Steve Sailer recently commented on the SAT math score gains, suggesting, in effect, that the gains could be a artifact arising from changes in the test composition and subject pool. A recent study of 1.7 million test takers indicates that this probably is not the case, as math scores have risen in parallel on the ACT and on EXPLORE and, as it now seems, as the whole bell curve has shifted to the right — ethnic differences and all.
Our results provide one of the key missing pieces to the Flynn effect puzzle — that the Flynn effect operates in the right tail. Flynn (1996) was correct in suggesting that IQ gains extend to every level. This result, along with the finding that the rate of gain in the right tail on the math subtests is the same as in the middle and lower parts of the distribution, illustrates for the first time that it is likely the entire curve that is rising at a remarkably constant rate
The more interesting question, of course, is: “Are the generally intelligent getting more generally intelligent?” The findings paint a rather ambiguous picture.
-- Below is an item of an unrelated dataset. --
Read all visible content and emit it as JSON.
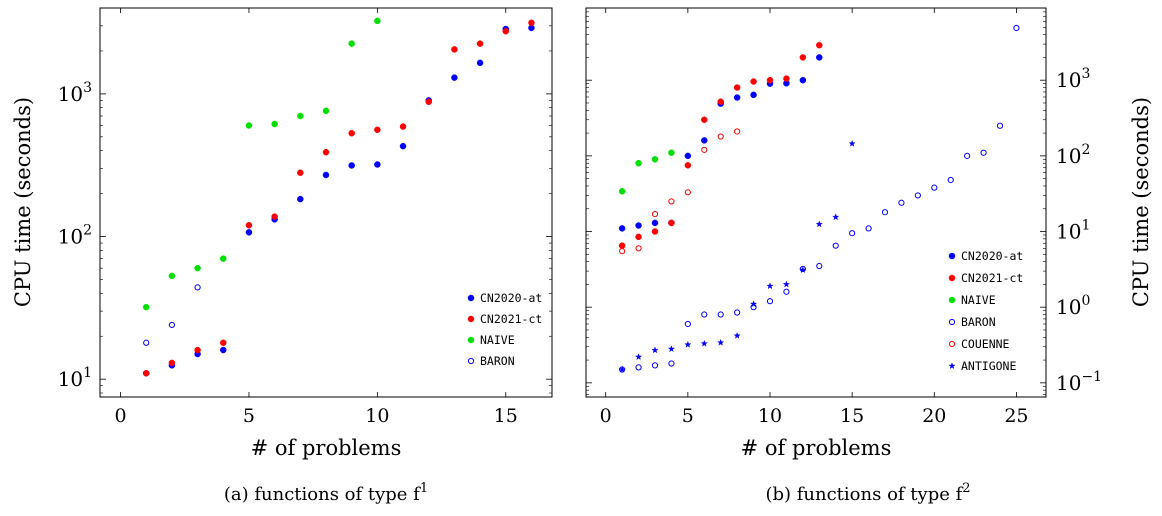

Are the gains uncovered here genuine intelligence gains, are they due to artifact, or some of both? Jensen (1998) has argued that the increase in IQ scores over time is likely on the measure’s specific knowledge content rather than the g factor (e.g., Nettelbeck & Wilson, 2004; Rushton, 1999). He also provided a distinction between shadowaspects and true aspects of the IQ gains, using the analogy of trying to indirectly approximate the height of an individual by using their shadow rather than measuring their height directly. Jensen (1996, p. 150) notes that “it is still quite unknown just how much of the secular increase in scores on g-loaded tests is due to the ‘shadow’ aspect of mental measurement and how much is due to real changes in the biological substrate of mental development.” He suggested that one way to determine whether the gains are real or true is to examine the degree of gains on various composites and subtests. For example, for tests that are most g loaded such as the SAT, ACT, and EXPLORE composites, the gains should be lower than on individual subtests such as the SAT-M, ACT-M, and EXPLORE-M. This is precisely the pattern we have found within each set of measures and this suggests that the gain is likely not due as much to genuine increases in g, but perhaps is more likely on the specific knowledge content of the measures. Additionally, following Wicherts et al. (2004),we used multigroup = confirmatory factor analysis (MGCFA) to further investigate whether the gains on the ACT and EXPLORE (the two measures with enough subtests for this analysis) were due to g or to other factors. Using time period as the grouping variable, we uncovered that both tests were not factorially invariant with respect to cohort which aligns with the findings of Wicherts et al. (2004) among multiple tests from the general ability distribution. Therefore, it is unclear whether the gains on these tests are due to g or to other factors, although increases could indeed be due to g, the true aspect, at least in part.
Unlike the difference between Blacks and Whites, for which measurement invariance holds (e.g. Dolan, 2000; Dolan and Hamaker, 2001; Lubke, et al 2003), the difference between cohorts is not readily comparable to the difference within cohorts. The inference that it was, of course, was central to Flynn and Dickens’ (2001) anti-hereditarian case.